After organizers of the letter appealed to colleagues from other schools to join the open letter effort Friday evening, nearly 100 non-Harvard professors signed on in less than 72 hours.

The list of signatories includes two Nobel laureates—Harvard’s McArthur University Professor Robert C. Merton and Stanford emeritus professor William F. Sharpe—as well as two Pulitzer prize winners.

Louis T. Wells, who holds the Johnson chair in International Management at Harvard, said the organizers of letter hope that signatories’ stature will influence powerful decision-makers in politics and business.

“These are very well-known management gurus,” Wells said. “They had thousands of students who are now in very important positions. The goal is to get their attention.”

David A. Moss, who holds the McLean chair in business administration at Harvard, said the letter is “a critique of economic policy as it now stands and an expression of concern about where it seems to be going”—not an implicit endorsement of the Democratic platform.

But the professors warned that the prospect of Bush’s reelection in November could deepen the nation’s fiscal woes.

“[T]he economic proposals you have suggested for a potential second term—from diverting Social Security contributions into private accounts to making the recent tax cuts permanent—only promise to exacerbate the crisis by further narrowing the federal revenue base,” the professors wrote.

The professors warned that deficits were “politically addictive” but economically disastrous. They said that federal debt could ratchet up interest rates and set off a new round of inflation.

“If your economic advisers are telling you that these deficits can be defeated through further reductions in tax rates, then you need new advisers,” the professors said.
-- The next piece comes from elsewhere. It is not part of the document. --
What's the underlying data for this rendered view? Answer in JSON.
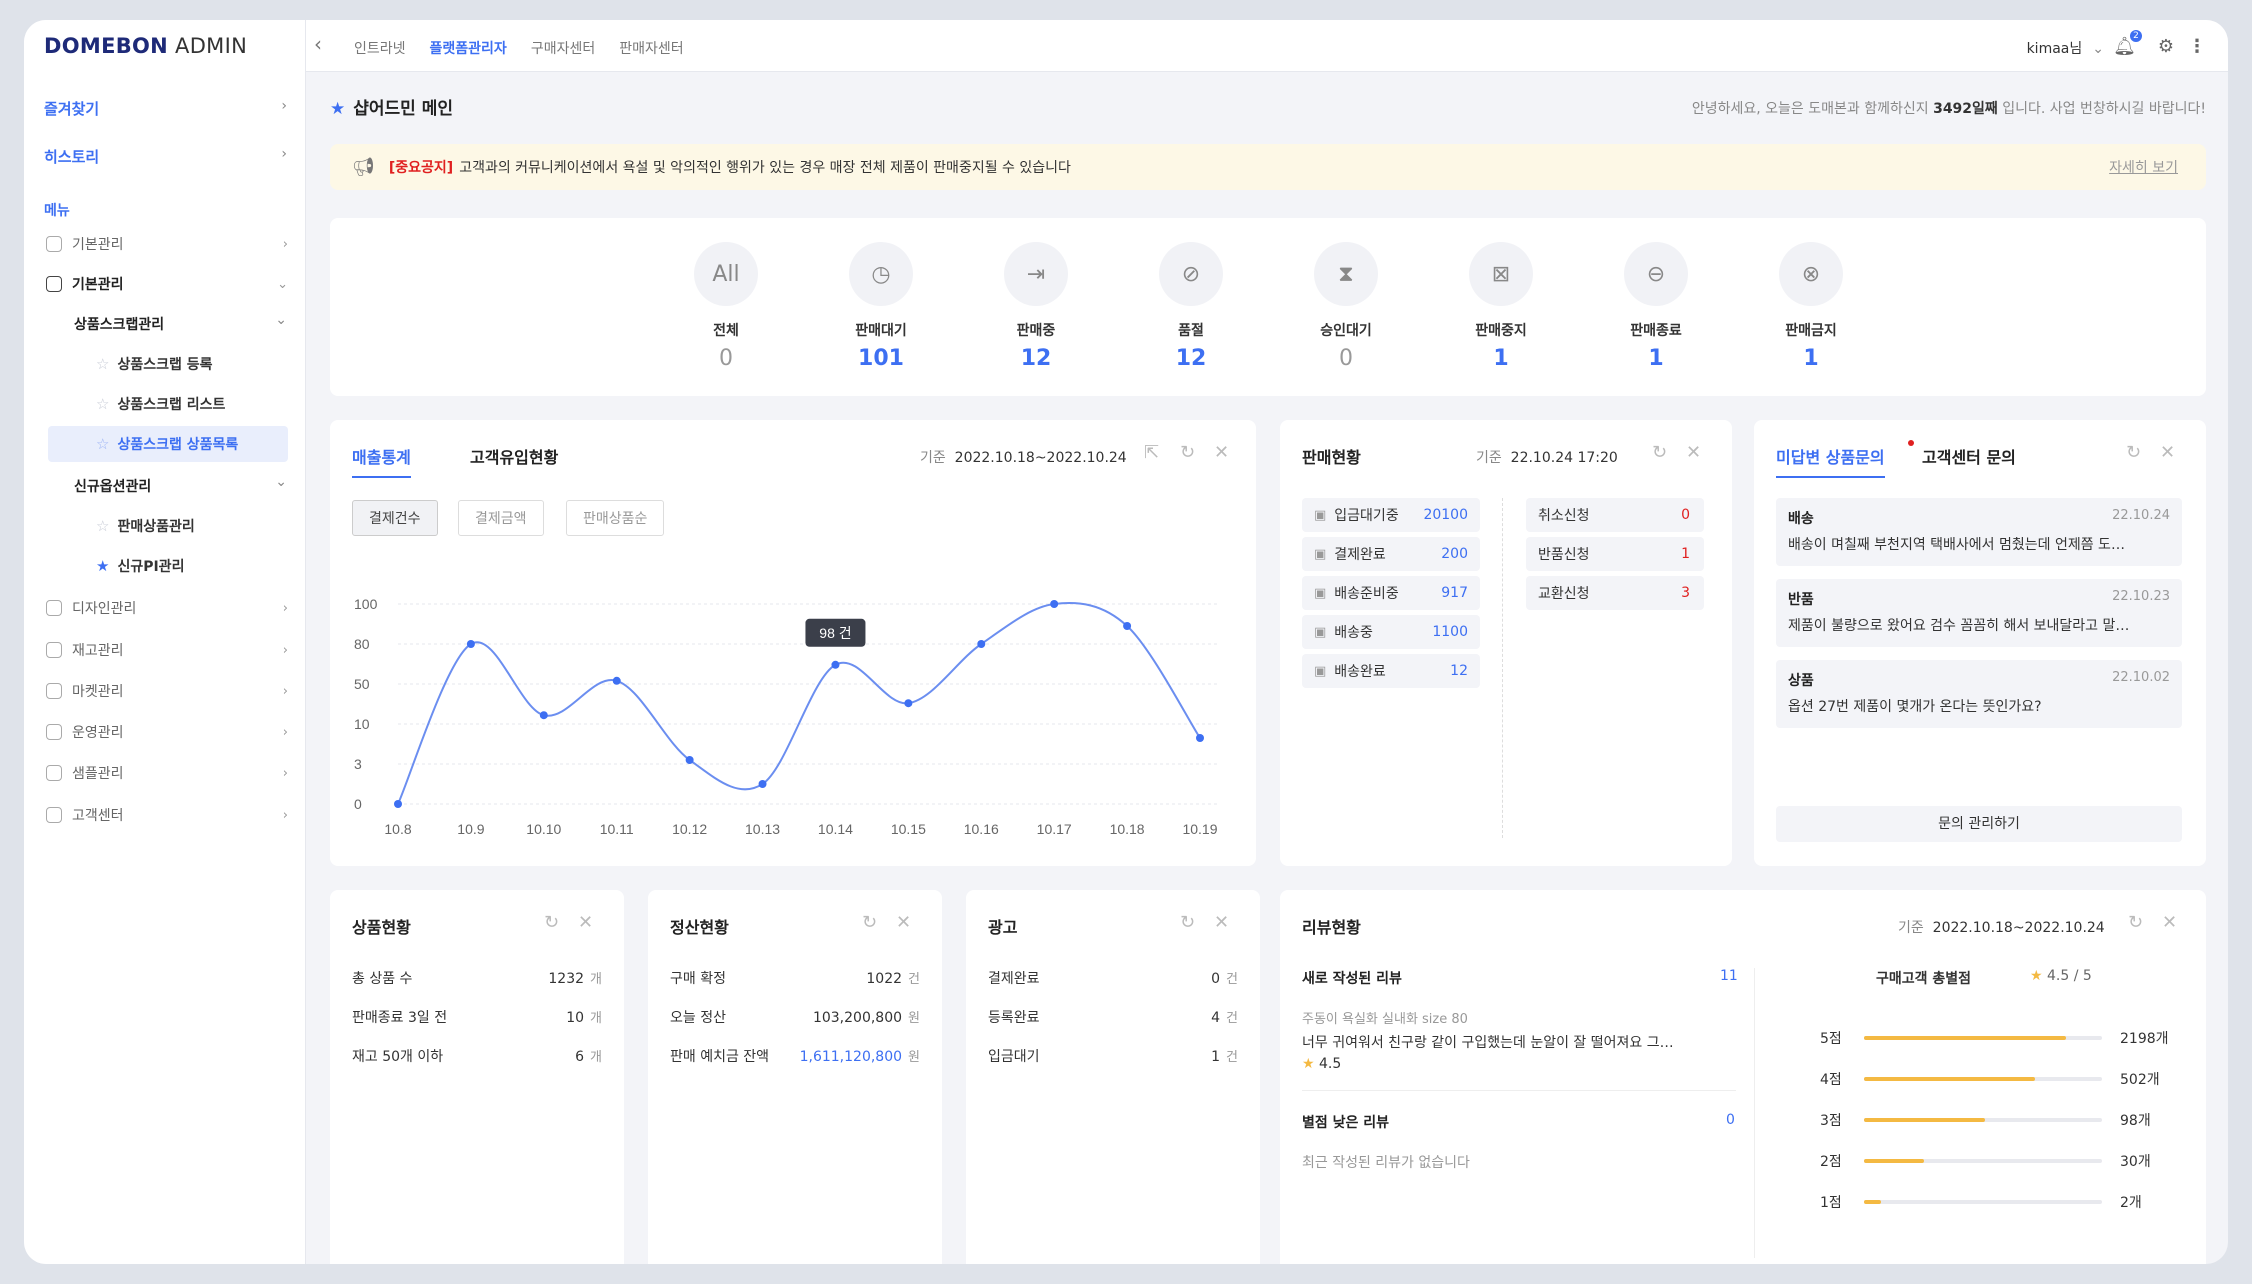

The letter also raises concerns over the widening income gap between rich and poor households. “[W]hen inequality becomes extreme, it can be socially corrosive and economically dysfunctional,” the professors wrote. “We don’t know where the breakpoint is for the U.S., but we would rather not find out.”

Professors who signed the letter said they hoped their effort would spur voters to focus on economic issues as well.

“The newspapers have not covered economic policy as much as maybe the should have,” Moss said.

Wells said the outpouring of support for the letter from his colleagues would help to erase the Business School’s reputation as a politically right-of-center institution.

He said the “traditional view” of the school is that it’s a conservative breeding ground, but that perception is “just not true.”

“It is the West Point of capitalism, but people aren’t as conservative as the image is,” Wells said.

Organizers of the letter decided they would only allow tenured and emeritus professors to sign. Moss said the move was designed to avoid situations in which tenured professors would encourage junior faculty to join the open letter effort. “Requests from senior professors can seem like they have some sort of pressure attached,” Moss said.

Wells said that no business school resources were used in the open letter effort, and that professors who signed represent only themselves—not their institutions.

Wells said that organizers are still accepting further signatures from senior faculty.

The White House and the Bush-Cheney campaign did not respond to repeated calls from The Crimson requesting comment yesterday.